If not, I'd recommend you pedal it back to "I believe you're incorrect", instead of being attacking and insulting.
While I agree that the "clueless" comment was needlessly insulting, you really ought to consider the possibility that, when everyone else says you're wrong, that _might_ mean that you are, in fact, wrong.
I might, in fact, be wrong. I've tried to avoid speaking authoritatively *about the law* as opposed to what I think is reasonable and just.
In particular, you seem to be confused about what [[derivative work]] actually means. Go ahead, look it up in Wikipedia -- that page explains it better than I could.

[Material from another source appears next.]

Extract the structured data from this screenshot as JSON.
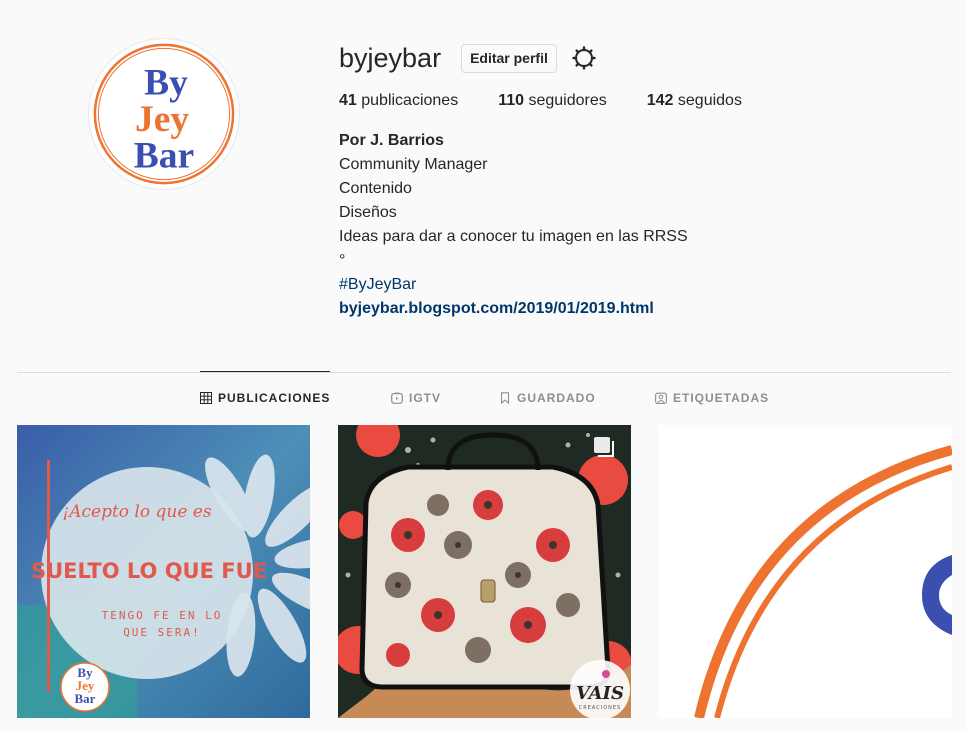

# A "derivative work," that is, a work that is based on (or derived # from) one or more already existing works, is copyrightable if it # includes what the copyright law calls an "original work of # authorship." Derivative works, also known as "new versions," include # such works as translations, musical arrangements, dramatizations, # fictionalizations, art reproductions, and condensations. Any work in # which the editorial revisions, annotations, elaborations, or other # modifications represent, as a whole, an original work of authorship # is a "derivative work" or "new version."
To use my example, above, my taking a photograph of an artist posing next to his painting does *not*, to me, seem to meet the description there, quoted from the statute, of a derivative work, as it's not *based* on the original painting: he could have been standing next to *anything*.
Of course, you're right about none of us being intellectual property lawyers, and about laymen being more often wrong than lawyers on legal matters. However, the conclusion that you are right and all of us are wrong would only follow from that if you were an IP lawyer yourself.
True, and my stand on that is "I'm perfectly willing to be proven wrong; bring citations". No one is. No one is at AskMe either, damnit. But while I'm not a lawyer of any type, I have read and paid attention to quite a bit of work on this particular topic (for obvious reasons), and I actually read what's put in front of me... which some people seem not to bother to do.
*Specifically* though, what troubles me is the approach to the characterization on Commons:Licensing. It seems to be making legal assertions that may not actually be valid, when perhaps what it ought to be saying is that the issue is not entirely clear, and Commons chooses to err on the side of (over-)caution.